The pattern of Social Media Use and the Impact of Medical Students’ Learning

Sairaa Saeed AlQeas Alqahtani @SairaaO_o and Mashael ALRowaished @Mashail_R – King Saud University, College of Medicine, Riyadh


Study design:  Cross sectional descriptive study using on line Survey Monkey.

Study setting: College of Medicine, King Saud University, , Riyadh, Saudi Arabia.

Sampling technique: With 95% confidence level and 5% margin of error. the sample size was estimated to be 306 students . With an expected non-response rate of 30%, 400 students were invited to participate. The sample was stratified to include the study years and both sexes proportionate to their numbers. The excel program was used to randomly select the study population.

In February 2013, the survey instrument was uploaded on monkey survey and the link was sent to the selected students. Golden Survey Monkey plan was used for the data analysis.

Results and discussion: All the 400 medical students filled out the study instrument (response rate of 100%), an indicator that the group is comfortable with filling out an online survey;. Male students represented 59.0% of the total population.. Survey responses indicated that 98% of medical students used social SM and 70% of the students checked it on a daily basis more than four times. While at lectures, more than 70% of the students checked SM.

SM was used for entertainment. (95.8%) to stay up-to-date (88.3%,), and to socialize (85.5%). WhatsApp emerged as the favourite application among 87.8% of the students followed by YouTube (60.8%), and Twitter (51.8%).
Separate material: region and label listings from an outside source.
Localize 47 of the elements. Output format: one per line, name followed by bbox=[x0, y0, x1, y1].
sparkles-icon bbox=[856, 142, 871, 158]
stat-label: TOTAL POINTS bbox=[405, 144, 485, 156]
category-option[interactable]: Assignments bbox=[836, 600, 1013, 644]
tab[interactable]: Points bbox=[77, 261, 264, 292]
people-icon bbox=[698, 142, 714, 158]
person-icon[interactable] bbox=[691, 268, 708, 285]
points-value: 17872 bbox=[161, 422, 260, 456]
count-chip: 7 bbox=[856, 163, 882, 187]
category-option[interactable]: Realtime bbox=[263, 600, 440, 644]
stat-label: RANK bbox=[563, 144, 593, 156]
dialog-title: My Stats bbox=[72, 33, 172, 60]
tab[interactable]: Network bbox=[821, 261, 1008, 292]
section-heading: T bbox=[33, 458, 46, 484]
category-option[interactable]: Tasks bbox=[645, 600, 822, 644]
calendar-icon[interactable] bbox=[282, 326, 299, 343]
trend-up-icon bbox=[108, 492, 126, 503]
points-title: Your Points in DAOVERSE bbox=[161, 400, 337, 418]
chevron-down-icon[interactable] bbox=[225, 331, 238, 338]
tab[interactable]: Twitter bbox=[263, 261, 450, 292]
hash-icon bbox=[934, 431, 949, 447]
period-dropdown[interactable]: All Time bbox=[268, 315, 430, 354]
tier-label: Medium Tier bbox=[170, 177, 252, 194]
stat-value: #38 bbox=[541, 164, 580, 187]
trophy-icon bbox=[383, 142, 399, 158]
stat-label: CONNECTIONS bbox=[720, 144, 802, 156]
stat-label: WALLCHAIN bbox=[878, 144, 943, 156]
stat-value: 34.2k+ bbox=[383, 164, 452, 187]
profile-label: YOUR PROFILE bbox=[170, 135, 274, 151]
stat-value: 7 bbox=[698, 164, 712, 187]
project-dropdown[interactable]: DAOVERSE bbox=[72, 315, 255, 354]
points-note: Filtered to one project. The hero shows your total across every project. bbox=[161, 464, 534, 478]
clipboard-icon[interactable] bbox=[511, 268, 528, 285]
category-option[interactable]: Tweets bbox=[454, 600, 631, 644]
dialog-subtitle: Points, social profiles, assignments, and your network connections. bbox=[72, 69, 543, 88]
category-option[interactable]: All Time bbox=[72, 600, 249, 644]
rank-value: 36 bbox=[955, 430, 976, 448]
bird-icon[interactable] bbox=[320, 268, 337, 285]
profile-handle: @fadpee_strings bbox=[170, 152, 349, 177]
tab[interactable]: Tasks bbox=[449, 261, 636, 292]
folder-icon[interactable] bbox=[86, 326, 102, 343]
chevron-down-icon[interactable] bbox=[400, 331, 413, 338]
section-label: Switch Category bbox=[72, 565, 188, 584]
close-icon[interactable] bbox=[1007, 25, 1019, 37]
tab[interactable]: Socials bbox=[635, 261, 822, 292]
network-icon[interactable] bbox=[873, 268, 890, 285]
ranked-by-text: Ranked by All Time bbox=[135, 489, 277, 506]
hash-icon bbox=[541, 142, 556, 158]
There was a statistically significant association between the male sex and the usage of YouTube (p=0.003), and Facebook (p=0.006). On the other hand, female students had statistically a higher rate of using Instagram (p<0.001), Path (p=0.001) and Twitter (p=0.04) than their male counterparts.

There was a statistically significant association between the GPA and the frequency of checking SM while at lectures (p=0.04).

Conclusion: The results of this study revealed not only the expected high rate of SM use but had also found that around three quarters of the students checked their SM while at lecture. This indicates the need to confirm this finding in future studies and to design a campaign of education in this regard.